Dutch Government Ends Subsidy for Second-Hand Electric Cars Starting in 2025

5 months ago 1339

Starting in 2025, the subsidy for purchasing a second-hand electric car will no longer be available in the Netherlands, according to the Spring Memorandum released by the outgoing cabinet. The announcement comes after last year's decision to extend the subsidy until 2029 was reversed.

The Spring Memorandum reveals that a total of 528 million euros were allocated for the purchase subsidy for second-hand electric passenger cars, also known as SEPP, from 2025 to 2029. The extension, previously announced, has now been canceled. Interested individuals have until 27 December 2024 to apply for the subsidy. Currently, more than half of the annual budget has already been granted.

The decision to phase out the subsidy starting next year is attributed to the introduction of a new discounted rate for motor vehicle tax for electric cars. At present, EV drivers are exempt from paying motor vehicle tax.
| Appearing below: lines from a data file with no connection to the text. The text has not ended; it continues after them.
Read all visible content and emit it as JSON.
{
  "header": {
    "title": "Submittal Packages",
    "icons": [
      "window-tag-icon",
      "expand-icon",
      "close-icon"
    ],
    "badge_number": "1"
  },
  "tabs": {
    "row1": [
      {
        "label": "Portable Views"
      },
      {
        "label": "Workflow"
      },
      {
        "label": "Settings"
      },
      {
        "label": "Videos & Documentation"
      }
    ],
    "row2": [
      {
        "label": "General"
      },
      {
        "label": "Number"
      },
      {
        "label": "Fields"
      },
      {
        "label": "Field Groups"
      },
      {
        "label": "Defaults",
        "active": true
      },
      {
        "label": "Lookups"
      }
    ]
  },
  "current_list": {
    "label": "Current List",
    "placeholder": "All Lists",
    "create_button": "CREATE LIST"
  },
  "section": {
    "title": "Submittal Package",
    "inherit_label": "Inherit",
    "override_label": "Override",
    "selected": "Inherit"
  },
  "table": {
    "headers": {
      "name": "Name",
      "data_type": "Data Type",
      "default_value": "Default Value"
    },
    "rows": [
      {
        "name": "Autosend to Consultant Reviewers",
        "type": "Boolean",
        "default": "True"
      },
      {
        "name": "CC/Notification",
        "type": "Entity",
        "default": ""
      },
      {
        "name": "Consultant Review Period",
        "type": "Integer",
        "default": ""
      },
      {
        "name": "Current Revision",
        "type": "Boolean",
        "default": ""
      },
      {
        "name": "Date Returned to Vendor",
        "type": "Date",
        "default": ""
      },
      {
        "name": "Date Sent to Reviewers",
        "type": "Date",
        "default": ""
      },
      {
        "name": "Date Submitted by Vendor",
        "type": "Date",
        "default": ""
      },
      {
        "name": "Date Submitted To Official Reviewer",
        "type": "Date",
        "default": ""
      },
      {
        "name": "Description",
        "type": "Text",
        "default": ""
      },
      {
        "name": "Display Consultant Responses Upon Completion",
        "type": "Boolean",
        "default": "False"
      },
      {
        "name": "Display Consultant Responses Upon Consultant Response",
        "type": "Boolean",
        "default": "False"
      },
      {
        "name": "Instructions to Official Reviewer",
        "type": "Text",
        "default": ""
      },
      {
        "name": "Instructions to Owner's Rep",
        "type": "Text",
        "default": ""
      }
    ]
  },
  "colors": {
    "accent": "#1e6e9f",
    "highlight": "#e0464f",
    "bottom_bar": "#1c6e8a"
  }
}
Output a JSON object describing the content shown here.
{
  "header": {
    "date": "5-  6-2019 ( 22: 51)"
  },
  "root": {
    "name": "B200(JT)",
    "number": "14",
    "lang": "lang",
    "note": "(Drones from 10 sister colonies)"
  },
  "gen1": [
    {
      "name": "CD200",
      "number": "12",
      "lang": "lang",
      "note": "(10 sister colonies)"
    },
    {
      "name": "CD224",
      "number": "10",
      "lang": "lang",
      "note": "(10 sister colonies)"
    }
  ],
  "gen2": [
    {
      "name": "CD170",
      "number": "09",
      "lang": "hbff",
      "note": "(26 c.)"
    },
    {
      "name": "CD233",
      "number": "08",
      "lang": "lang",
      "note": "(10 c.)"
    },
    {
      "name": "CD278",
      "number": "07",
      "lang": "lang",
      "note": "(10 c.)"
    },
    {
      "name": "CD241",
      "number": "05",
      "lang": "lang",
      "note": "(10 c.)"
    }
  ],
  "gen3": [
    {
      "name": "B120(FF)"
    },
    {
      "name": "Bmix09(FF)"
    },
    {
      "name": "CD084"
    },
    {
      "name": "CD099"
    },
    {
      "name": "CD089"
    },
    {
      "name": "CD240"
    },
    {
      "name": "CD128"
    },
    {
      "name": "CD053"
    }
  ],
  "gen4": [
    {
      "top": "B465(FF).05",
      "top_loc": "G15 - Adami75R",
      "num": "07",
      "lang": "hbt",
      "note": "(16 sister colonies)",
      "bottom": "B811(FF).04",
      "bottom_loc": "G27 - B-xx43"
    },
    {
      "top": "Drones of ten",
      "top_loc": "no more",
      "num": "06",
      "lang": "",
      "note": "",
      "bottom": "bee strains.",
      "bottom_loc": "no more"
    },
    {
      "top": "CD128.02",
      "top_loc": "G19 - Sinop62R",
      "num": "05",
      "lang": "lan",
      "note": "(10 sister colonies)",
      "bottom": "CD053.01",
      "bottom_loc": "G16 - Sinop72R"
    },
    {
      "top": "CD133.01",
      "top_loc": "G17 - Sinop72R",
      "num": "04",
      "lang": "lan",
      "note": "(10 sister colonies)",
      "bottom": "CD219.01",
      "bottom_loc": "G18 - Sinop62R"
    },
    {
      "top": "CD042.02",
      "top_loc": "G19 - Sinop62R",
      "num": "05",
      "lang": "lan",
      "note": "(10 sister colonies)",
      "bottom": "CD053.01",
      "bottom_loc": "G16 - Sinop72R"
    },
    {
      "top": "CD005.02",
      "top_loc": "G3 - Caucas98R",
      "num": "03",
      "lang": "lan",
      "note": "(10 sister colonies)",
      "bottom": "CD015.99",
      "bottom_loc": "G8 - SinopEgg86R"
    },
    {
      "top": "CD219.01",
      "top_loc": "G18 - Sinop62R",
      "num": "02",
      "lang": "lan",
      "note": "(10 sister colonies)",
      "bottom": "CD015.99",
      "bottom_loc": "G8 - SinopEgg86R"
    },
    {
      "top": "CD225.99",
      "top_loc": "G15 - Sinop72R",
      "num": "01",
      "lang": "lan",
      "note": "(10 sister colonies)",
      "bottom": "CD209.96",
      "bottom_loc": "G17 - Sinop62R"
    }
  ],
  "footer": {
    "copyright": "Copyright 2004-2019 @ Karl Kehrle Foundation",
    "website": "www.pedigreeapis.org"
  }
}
However, under the new plan, this exemption will only apply until 2026, after which a 40 percent discount on motor vehicle tax will be granted to emission-free passenger cars. The government's aim is to ensure that EV owners do not end up paying higher car taxes compared to owners of petrol cars. Motor vehicle tax is calculated based on the weight of the vehicle, and EVs tend to be heavier due to their batteries. The discount percentage will decrease annually until it is completely phased out by 2030.